To divert attention from what Samet’s intentions toward his student Sevim may or may not be, we get to know Nuray better. She is an activist, indeed a sometime member of the "organization." She has lost her leg during an "explosion," which makes an oblique reference to a suicide bombing during a protest in Ankara. Although reluctant at first, Nuray gets to be friends with both Samet and Kenan, finally inviting both to dinner at her family’s home while the family is away. Samet’s toxicity is at work again when he manages to leave Kenan in the dark about the dinner date and goes to Nuray’s flat alone. While on the surface this may look like a "romantic" ploy, I doubt if any woman in the audience did not feel a terrible sense of déjà vu, where they are left alone with a man, while the plan was to have a group meet up.

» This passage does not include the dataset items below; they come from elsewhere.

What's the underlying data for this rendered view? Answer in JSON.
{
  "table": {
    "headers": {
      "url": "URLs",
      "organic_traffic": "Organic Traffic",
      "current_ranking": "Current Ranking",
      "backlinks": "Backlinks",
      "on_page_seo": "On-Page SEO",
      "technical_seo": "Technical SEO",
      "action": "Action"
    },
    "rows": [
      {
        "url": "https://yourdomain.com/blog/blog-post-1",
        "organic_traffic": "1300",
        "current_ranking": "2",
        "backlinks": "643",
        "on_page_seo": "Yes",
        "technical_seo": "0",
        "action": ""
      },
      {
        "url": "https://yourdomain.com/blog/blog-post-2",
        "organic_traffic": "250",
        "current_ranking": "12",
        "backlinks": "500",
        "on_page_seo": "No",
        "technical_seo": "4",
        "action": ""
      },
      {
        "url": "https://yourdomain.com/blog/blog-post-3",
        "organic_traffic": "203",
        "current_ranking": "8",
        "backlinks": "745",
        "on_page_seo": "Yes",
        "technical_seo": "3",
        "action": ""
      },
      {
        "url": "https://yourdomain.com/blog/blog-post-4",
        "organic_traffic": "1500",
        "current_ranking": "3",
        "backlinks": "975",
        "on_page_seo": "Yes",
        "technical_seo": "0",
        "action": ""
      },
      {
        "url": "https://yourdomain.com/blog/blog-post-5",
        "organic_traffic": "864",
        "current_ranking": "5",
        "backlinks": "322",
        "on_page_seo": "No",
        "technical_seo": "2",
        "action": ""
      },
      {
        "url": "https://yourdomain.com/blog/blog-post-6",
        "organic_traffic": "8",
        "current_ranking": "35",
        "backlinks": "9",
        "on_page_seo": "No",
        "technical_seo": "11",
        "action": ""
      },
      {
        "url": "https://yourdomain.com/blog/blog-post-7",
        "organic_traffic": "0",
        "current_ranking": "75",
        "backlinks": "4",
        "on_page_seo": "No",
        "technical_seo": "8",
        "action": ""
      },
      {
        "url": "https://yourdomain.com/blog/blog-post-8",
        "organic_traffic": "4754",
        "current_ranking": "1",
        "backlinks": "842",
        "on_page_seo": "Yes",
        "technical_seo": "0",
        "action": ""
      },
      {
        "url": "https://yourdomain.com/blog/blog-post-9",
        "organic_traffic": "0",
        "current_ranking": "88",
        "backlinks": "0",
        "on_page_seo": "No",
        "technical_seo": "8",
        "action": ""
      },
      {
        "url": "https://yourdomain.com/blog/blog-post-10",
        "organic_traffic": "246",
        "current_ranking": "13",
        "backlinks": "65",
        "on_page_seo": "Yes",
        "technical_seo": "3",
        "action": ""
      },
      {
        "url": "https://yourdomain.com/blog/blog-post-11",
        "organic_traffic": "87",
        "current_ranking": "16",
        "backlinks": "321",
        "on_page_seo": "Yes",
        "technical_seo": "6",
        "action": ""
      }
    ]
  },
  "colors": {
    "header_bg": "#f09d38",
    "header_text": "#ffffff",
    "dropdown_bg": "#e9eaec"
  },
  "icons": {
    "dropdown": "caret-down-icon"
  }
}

Nuray finds that one way to deal with this unwanted tete-a-tete situation is to get Samet to talk about his "liberal" and empty politics, and we are treated to one of Ceylan’s tedious scenes of talking heads. In the end, though, Nuray decides to take what fate has brought her way, reminding us that women operate on a different sense of time: "We could draw this out and waste time, or we could prevent any wastage of time right now," she says. It is a bit of a letdown to see she has capitulated to Samet’s advances so easily but then when she invites him to her bedroom, she asks him to turn off the lights in the living room as it is "too bright." One could read it as her not being confident of her disfigured body, but the way Dizdar masterfully plays it, it comes across as her not being quite happy with the option she has been given.

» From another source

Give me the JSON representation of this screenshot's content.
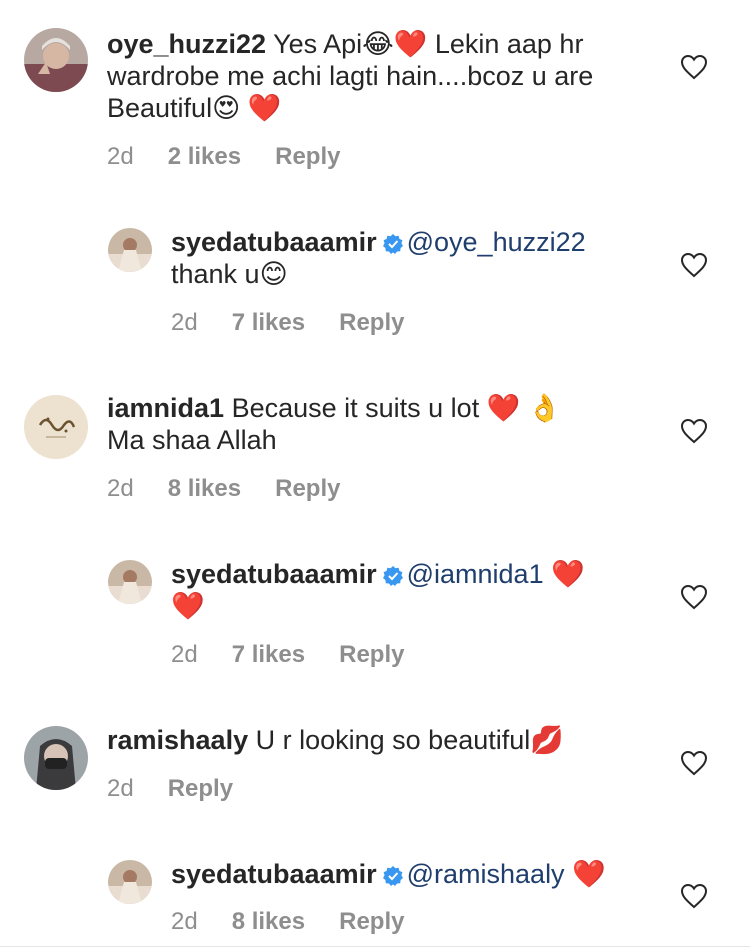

Although Dizdar has already done all this work, Ceylan insists on revealing why she did what she did that evening. In a later scene in the film, Nuray feels the need to confront both Samet and Kenan about the evening – drives alone from the town to the village at night in fact – because Samet tells Kenan what happened, although she has explicitly asked him not to, in case you were still wondering if Samet was toxic or not. I am not a fan of Ceylan’s "tell even if you have already shown" tactics, but when Nuray says that she spent the night with Samet because as a woman who is now seen as somehow "lacking," she needs to establish who she is and what she is capable of as a woman in this battle of the sexes, I feel the moment is earned. It is the most touching moment of the film, and having said her piece she attempts to leave, but the snow will not let her. We see her in the car, with the two men, trying to make their way to the town as the snow hits the windscreen in the dark, almost the same scene her previous film appearance in "Snow and the Bear." All I ask of the film industry is please let Merve play in the sun next time you cast her.
Unfortunately, rather than end the 3 hour 20 minute film there, Ceylan insists on returning the story to Samet, to his experience of the "East" and some super cliche Orientalist narrative of finding yourself. He wishes agency and freedom for Sevim, the camera lingering on her face as snowflakes keep falling on her lashes. We really did not need this last bit of objectification of the "eastern woman" a-la-Aziyade, but there is no stopping Mr. Ceylan. Has he, hopefully, finally exhausted the urbanite loses/finds self in the provinces theme? There is a short, very strategic breaking of the fourth wall sequence in the film, and I genuinely hope this is where his cinema is going next.